Anthony Peddle

Personal information
- Nationality: British
- Born: 11 May 1971 (age 55) Northampton, United Kingdom

Sport
- Country: Great Britain
- Sport: Powerlifting
- Event: -48 kg Category

Medal record
Representing Great Britain
Men's powerlifting
Paralympic Games
| Gold medal – first place | 2000 Sydney | −48 kg |
| Bronze medal – third place | 1992 Barcelona | −48 kg |
| Bronze medal – third place | 1996 Atlanta | −48 kg |
IPC World Championships
| Silver medal – second place | 1994 Uppsala | −48 kg |
| Silver medal – second place | 1998 Dubai | −48 kg |

= Anthony Peddle =

British Paralympic Powerlifter

Anthony Peddle (born 11 May 1971) was a British Paralympic powerlifter. Peddle competed in seven Summer Paralympic Games a record number for a British athlete. He won gold at the 2000 Games in Sydney and a bronze medal in both the 1992 and 1996 Games.

==Personal history==
Peddle was born in Northampton in 1971. He has spina bifida.

==Sporting career==
Peddle took up weightlifting whilst a teenager. At the age of 17 he was selected to compete for the Great Britain team at the 1988 Summer Paralympics at Seoul. Four years later he won his first Paralympic medal, a bronze in the 52kg weightlifting at Barcelona. In 1994 Peddle won silver at the IPC Powerlifting World Championships in Uppsala in the 48 kg category. He then added a second Paralympic bronze medal at the 1996 Game in Atlanta. He continued his run of medals with another second place at the 1998 IPC Powerlifting World Championships.
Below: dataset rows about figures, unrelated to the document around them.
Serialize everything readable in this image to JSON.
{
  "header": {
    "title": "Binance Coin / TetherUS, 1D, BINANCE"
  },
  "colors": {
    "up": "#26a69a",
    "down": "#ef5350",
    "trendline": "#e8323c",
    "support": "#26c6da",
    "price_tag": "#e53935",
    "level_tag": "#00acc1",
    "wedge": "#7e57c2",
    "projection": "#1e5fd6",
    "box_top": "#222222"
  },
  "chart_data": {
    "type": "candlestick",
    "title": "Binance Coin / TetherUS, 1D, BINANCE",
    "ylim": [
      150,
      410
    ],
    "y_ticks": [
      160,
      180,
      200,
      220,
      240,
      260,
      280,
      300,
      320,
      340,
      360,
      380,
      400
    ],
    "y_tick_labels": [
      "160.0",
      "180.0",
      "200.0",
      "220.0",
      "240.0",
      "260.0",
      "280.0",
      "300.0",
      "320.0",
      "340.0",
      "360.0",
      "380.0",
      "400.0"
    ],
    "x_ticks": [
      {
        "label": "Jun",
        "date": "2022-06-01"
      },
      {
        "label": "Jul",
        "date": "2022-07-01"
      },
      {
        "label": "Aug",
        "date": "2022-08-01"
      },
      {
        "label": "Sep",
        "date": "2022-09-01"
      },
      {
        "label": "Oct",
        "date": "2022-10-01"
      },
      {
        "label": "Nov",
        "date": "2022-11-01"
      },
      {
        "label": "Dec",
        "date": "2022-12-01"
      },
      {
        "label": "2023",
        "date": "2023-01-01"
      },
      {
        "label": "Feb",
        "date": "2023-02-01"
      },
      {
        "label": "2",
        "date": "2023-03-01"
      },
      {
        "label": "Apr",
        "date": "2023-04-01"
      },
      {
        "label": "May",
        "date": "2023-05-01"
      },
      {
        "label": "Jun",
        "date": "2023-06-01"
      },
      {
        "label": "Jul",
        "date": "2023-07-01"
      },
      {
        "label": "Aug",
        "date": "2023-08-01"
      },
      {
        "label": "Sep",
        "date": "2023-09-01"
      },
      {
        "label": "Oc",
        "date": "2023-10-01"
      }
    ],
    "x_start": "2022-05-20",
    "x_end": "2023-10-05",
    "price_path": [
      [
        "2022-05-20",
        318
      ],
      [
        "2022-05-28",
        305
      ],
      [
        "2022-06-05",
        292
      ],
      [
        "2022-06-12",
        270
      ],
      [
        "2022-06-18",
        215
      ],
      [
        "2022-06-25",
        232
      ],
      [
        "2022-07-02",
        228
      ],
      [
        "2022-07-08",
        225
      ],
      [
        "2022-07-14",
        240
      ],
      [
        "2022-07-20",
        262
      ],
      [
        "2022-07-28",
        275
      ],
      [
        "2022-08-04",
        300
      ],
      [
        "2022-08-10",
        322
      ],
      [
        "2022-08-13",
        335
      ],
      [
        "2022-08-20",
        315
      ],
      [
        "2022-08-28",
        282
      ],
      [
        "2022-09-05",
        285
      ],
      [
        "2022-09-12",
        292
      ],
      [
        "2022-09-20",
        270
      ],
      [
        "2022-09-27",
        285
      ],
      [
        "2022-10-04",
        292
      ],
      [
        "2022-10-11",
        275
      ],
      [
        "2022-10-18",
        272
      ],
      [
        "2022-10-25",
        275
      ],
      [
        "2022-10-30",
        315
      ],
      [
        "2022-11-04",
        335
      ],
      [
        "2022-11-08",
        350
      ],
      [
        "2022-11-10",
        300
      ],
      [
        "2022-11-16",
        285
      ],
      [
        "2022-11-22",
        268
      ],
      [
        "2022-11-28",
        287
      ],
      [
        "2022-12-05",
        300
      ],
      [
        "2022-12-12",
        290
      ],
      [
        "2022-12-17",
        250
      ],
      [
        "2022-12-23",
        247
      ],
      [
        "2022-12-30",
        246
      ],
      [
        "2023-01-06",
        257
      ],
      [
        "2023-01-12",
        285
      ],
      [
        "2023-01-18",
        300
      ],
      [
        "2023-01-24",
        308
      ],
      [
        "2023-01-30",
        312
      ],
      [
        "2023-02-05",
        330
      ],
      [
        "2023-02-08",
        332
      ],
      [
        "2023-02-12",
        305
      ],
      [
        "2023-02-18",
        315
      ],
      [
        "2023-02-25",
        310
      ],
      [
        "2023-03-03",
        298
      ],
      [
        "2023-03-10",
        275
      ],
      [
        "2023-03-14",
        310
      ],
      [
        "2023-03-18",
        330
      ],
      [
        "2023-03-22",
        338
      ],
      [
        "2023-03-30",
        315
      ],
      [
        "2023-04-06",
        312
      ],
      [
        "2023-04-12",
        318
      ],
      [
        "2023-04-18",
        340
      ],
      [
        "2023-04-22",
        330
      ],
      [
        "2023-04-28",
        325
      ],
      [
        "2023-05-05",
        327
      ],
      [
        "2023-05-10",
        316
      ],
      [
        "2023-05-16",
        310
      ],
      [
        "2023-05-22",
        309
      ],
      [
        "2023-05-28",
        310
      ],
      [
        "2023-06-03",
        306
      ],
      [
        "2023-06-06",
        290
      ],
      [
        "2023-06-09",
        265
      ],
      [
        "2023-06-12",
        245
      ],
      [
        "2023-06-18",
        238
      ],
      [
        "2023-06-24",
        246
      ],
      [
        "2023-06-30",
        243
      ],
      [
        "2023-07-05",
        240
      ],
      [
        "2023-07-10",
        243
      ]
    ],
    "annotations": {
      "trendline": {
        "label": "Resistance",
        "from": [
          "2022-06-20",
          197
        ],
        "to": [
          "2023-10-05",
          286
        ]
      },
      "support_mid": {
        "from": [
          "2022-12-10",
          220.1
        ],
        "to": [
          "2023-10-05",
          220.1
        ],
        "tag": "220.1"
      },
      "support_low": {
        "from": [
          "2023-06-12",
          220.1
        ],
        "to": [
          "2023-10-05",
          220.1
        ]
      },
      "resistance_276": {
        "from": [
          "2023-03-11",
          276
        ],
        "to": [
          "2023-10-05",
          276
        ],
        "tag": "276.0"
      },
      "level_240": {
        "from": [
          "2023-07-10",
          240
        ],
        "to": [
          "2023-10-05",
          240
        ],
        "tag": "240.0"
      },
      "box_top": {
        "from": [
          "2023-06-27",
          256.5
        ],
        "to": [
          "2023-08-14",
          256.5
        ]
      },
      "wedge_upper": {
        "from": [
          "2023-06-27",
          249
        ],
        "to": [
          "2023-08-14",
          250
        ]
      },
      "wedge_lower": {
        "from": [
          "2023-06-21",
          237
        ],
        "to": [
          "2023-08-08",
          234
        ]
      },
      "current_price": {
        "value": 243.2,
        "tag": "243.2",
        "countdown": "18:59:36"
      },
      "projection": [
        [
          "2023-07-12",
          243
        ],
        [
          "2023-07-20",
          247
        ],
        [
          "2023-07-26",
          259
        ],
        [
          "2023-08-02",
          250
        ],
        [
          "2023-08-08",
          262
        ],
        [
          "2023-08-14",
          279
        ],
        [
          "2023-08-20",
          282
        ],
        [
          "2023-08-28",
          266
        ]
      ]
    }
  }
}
At the 2000 Summer Paralympics in Sydney, Peddle set a new world record of 168 kg in the -48 kg, winning the gold medal in the process. This would be his last major medal though Peddle would go on to compete in three more Paralympics ending his career on home soil at the 2012 Games in London. As well as representing Great Britain, Peddle took part in one Commonwealth Games as part of the England team. There he competed in the Bench Press, finishing eleventh.